Accompagnées de photos de vacances où se côtoient jeunes chevelus au teint hâlé et pères de famille à rouflaquettes et lunettes teintées, les notes de pochette décrivent ce mouvement comme un épisode méconnu de l'histoire de la pop espagnole. Un épisode méconnu ? Voilà qui enlève des complexes à un chroniqueur que "Bocaccio soul" d'Augusto Alguero avait pourtant mis dans l'embarras : "est-il possible qu'une musique au caractère si universel ait pu être produite en Espagne sans jamais venir jusqu'ici ? Qu'une musique aux arrangements cuivrés rappelant "Ma sorcière bien-aimée" et son univers féerique ait simplement pu être produite en Espagne ?".

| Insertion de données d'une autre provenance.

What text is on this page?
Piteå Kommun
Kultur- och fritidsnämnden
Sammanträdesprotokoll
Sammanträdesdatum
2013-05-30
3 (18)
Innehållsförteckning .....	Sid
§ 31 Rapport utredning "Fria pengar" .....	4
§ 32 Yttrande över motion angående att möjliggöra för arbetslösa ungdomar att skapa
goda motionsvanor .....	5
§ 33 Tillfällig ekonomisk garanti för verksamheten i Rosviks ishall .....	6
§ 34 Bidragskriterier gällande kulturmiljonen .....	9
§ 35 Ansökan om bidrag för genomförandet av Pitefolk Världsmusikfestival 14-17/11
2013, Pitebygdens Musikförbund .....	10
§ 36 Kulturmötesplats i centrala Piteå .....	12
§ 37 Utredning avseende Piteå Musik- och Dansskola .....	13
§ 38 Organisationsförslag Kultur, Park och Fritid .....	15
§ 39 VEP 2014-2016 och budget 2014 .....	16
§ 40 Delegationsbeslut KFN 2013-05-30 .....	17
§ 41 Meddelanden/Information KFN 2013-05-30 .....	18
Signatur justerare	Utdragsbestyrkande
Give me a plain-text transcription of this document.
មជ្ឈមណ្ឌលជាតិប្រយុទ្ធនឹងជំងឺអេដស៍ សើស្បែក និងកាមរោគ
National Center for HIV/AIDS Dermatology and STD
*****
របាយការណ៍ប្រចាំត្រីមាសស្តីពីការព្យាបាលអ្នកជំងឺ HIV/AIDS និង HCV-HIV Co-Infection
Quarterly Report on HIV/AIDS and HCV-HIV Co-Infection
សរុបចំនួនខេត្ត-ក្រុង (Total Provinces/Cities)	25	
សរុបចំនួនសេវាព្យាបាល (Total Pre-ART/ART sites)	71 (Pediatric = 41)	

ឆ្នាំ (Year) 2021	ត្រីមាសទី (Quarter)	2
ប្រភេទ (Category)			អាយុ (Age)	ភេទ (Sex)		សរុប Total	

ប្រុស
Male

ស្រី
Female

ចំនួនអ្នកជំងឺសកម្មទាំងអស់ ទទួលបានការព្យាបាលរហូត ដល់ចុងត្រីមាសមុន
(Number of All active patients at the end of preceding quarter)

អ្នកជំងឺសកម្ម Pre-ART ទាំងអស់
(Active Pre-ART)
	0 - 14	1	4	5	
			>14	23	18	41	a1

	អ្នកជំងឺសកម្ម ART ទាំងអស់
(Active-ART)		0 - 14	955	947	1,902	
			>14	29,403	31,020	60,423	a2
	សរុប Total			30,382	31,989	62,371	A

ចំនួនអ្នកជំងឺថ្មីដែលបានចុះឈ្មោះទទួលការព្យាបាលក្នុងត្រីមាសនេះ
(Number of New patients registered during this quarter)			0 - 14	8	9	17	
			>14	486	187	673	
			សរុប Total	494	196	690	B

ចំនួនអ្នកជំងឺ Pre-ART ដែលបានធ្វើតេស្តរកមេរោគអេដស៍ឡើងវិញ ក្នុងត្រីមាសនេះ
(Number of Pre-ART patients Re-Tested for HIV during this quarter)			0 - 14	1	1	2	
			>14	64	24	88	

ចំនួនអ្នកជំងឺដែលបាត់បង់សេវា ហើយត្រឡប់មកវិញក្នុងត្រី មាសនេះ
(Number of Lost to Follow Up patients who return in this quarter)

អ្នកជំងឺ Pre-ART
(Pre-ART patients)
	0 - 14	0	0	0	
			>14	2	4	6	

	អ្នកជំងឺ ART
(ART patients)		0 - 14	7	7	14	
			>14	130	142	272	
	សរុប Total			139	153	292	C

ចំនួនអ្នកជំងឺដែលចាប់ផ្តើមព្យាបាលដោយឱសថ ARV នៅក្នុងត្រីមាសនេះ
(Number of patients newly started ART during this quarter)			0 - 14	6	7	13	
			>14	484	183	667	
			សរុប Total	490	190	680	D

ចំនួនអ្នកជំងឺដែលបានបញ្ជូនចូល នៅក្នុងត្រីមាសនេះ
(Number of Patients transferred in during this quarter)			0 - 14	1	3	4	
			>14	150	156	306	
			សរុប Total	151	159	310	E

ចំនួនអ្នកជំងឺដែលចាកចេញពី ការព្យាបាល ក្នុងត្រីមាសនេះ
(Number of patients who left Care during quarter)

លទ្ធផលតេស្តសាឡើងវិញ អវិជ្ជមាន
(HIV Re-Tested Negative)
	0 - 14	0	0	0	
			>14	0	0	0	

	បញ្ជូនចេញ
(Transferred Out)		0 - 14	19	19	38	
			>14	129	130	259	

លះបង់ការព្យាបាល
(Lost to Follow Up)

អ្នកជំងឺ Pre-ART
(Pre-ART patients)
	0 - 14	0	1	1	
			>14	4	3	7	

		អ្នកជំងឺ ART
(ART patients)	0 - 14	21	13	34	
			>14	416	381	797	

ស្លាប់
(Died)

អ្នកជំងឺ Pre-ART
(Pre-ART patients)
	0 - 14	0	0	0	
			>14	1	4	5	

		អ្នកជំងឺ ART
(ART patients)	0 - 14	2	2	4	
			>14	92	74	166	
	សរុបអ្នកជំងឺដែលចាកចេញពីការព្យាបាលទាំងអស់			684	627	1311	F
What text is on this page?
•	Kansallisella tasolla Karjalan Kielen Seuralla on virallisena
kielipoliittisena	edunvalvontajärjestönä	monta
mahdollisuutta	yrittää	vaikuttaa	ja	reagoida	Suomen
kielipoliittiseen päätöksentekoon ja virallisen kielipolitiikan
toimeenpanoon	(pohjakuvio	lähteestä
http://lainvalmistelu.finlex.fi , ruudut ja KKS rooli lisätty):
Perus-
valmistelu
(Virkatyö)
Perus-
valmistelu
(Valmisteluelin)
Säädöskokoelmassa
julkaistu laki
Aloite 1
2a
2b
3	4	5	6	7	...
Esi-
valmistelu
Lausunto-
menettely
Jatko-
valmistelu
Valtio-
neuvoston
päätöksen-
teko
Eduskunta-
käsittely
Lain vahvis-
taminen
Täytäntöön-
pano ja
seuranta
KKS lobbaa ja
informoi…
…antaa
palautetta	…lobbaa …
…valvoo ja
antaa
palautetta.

Tirée d'une série télévisée du même nom, "El hombre y la tierra" d'Anton Garcia Abril surprend pour les mêmes raisons : son atmosphère, entre jazz et musique orientale, évoque la partition imaginée par Lalo Schifrin pour "Enter the dragon", le dernier classique de Bruce Lee. La reprise du classique de Baden Powell "Berimbau" (le "Bidonville" de Claude Nougaro) ou l'adaptation instrumentale du standard sixties "American woman" confirment enfin que "Spanish grooves" est avant tout un disque de mélanges et, plus encore, un disque de paradoxes. Car si les influences sont multiples et diverses, l'identité hispanique n'en est pas moins solidement ancrée - finalement -, ce que chaque écoute réaffirme avec force et conviction. Et toute la richesse du disque est là, dans cette rencontre inattendue entre les traditions locales et les sonorités nord-américaines, dans ces emprunts à la culture brésilienne - "Mugavero" et ses airs de samba -, dans cet attachement à la culture latino-américaine. Sur "Jibaro", cocktail explosif et détonnant signé Elkin & Nelson, duo colombien déjanté et fan de glam-rock, un halètement félin souligne la frénésie d'un rythme endiablé, conférant à ce titre une dimension festive et... érotique. Un érotisme au coeur de "Possession" (Max B), autoritaire et déclamatoire, porté par des chœurs féminins particulièrement suggestifs. Si la comparaison avec Serge Gainsbourg est inévitable, elle n'est cependant pas flatteuse puisque les paroles, d'un machisme assez idiot, situent le titre de Max B un cran en dessous de "Love on the beat" ou le pire de Gainsbourg ! Il en faudra davantage pour effacer l'émouvant souvenir laissé par "Fruta prohibida", somptueuse excursion à la croisée des chemins de la pop et des orchestres mariachi qui n'est pas sans rappeler le "Forever changes" de Love, chef d'œuvre culte et psychédélique. "Fruta Prohibida" justifie à lui seul la découverte d'un disque par ailleurs bourré de curiosités, illustration d'un parcours qui, en seize étapes et autant d'artistes, saisit par sa pertinence et attire l'œil - l'oreille ? - sur une scène à l'évidence TROP méconnue.